Dans une déclaration personnelle, Wenders s'est adressé directement à l'actrice : 'En tant que seule personne responsable encore présente à l'époque de 'Falsche Bewegung', je vois que Nastassja Kinski aurait dû être mieux protégée. Pour cela, je te demande pardon, Nastassja, sans réserve.' Wenders a ajouté que les nombreuses réactions des jours passés avaient 'considérablement contribué à affiner ma vision des événements de l'époque'. Il en est 'reconnaissant'.

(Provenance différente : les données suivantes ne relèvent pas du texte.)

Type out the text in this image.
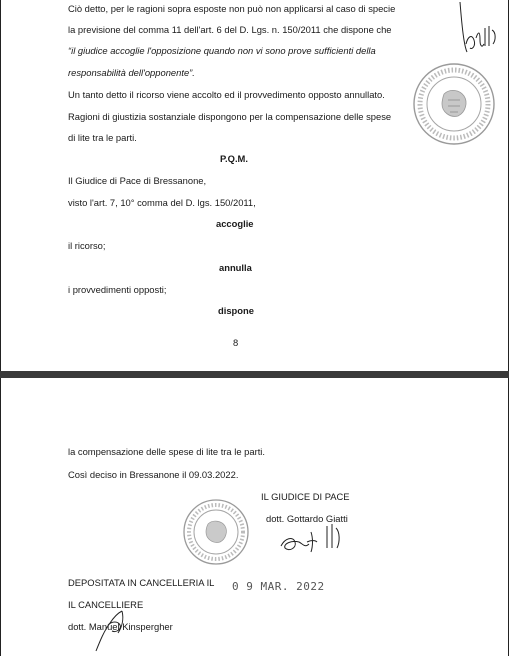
Ciò detto, per le ragioni sopra esposte non può non applicarsi al caso di specie
la previsione del comma 11 dell'art. 6 del D. Lgs. n. 150/2011 che dispone che
“il giudice accoglie l'opposizione quando non vi sono prove sufficienti della
responsabilità dell'opponente”.
Un tanto detto il ricorso viene accolto ed il provvedimento opposto annullato.
Ragioni di giustizia sostanziale dispongono per la compensazione delle spese
di lite tra le parti.
P.Q.M.
Il Giudice di Pace di Bressanone,
visto l'art. 7, 10° comma del D. lgs. 150/2011,
accoglie
il ricorso;
annulla
i provvedimenti opposti;
dispone
8
la compensazione delle spese di lite tra le parti.
Così deciso in Bressanone il 09.03.2022.
IL GIUDICE DI PACE
dott. Gottardo Giatti
DEPOSITATA IN CANCELLERIA IL 0 9 MAR. 2022
IL CANCELLIERE
dott. Manuel Kinspergher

Les excuses du réalisateur
Fin mai déjà, à l'occasion de la remise du prix d'honneur de la Deutsche Filmakademie lors du Deutscher Filmpreis à Berlin, Wenders avait déclaré qu'il ne ferait 'plus jamais une telle scène aujourd'hui'. Dans le même temps, il avait admis qu'il ne pouvait 'pas reprocher au jeune homme, âgé de 29 ans, il y a 50 ans. Il a fait un film à son époque, il voulait en quelque sorte capter l'air du temps.' Cette position avait suscité de vives critiques.
L'avocat de Kinski, Christian Schertz, qui représente l'actrice depuis des années, avait annoncé des mesures juridiques formelles juste avant la communication de la fondation. 'Si l'on ne nous confirme pas que la scène sera supprimée, nous porterons plainte', a déclaré Schertz. Une plainte serait fondée sur la violation des droits de la personnalité de Kinski en tant qu'enfant. Schertz a salué la décision de retrait, mais l'a qualifiée de 'longtemps attendue' et a regretté qu'elle n'ait été prise 'que suite à la pression publique'. Il faut maintenant attendre 'ce que l'offre de discussion concrètement implique'.
Pression juridique et réaction de l'actrice
Kinski elle-même s'était auparavant exprimée dans la 'Süddeutsche Zeitung'. 'Bien que je ne savais pas grand-chose à 13 ans, j'ai déjà remarqué que ce n'était pas normal', a-t-elle déclaré. Elle a également expliqué au journal que c'était son premier film et Wenders son premier réalisateur : 'That was my first film, he was my first director and he didn't protect me.' Elle avait supplié Wenders pendant des années de supprimer la scène – en vain, il avait refusé une conversation personnelle.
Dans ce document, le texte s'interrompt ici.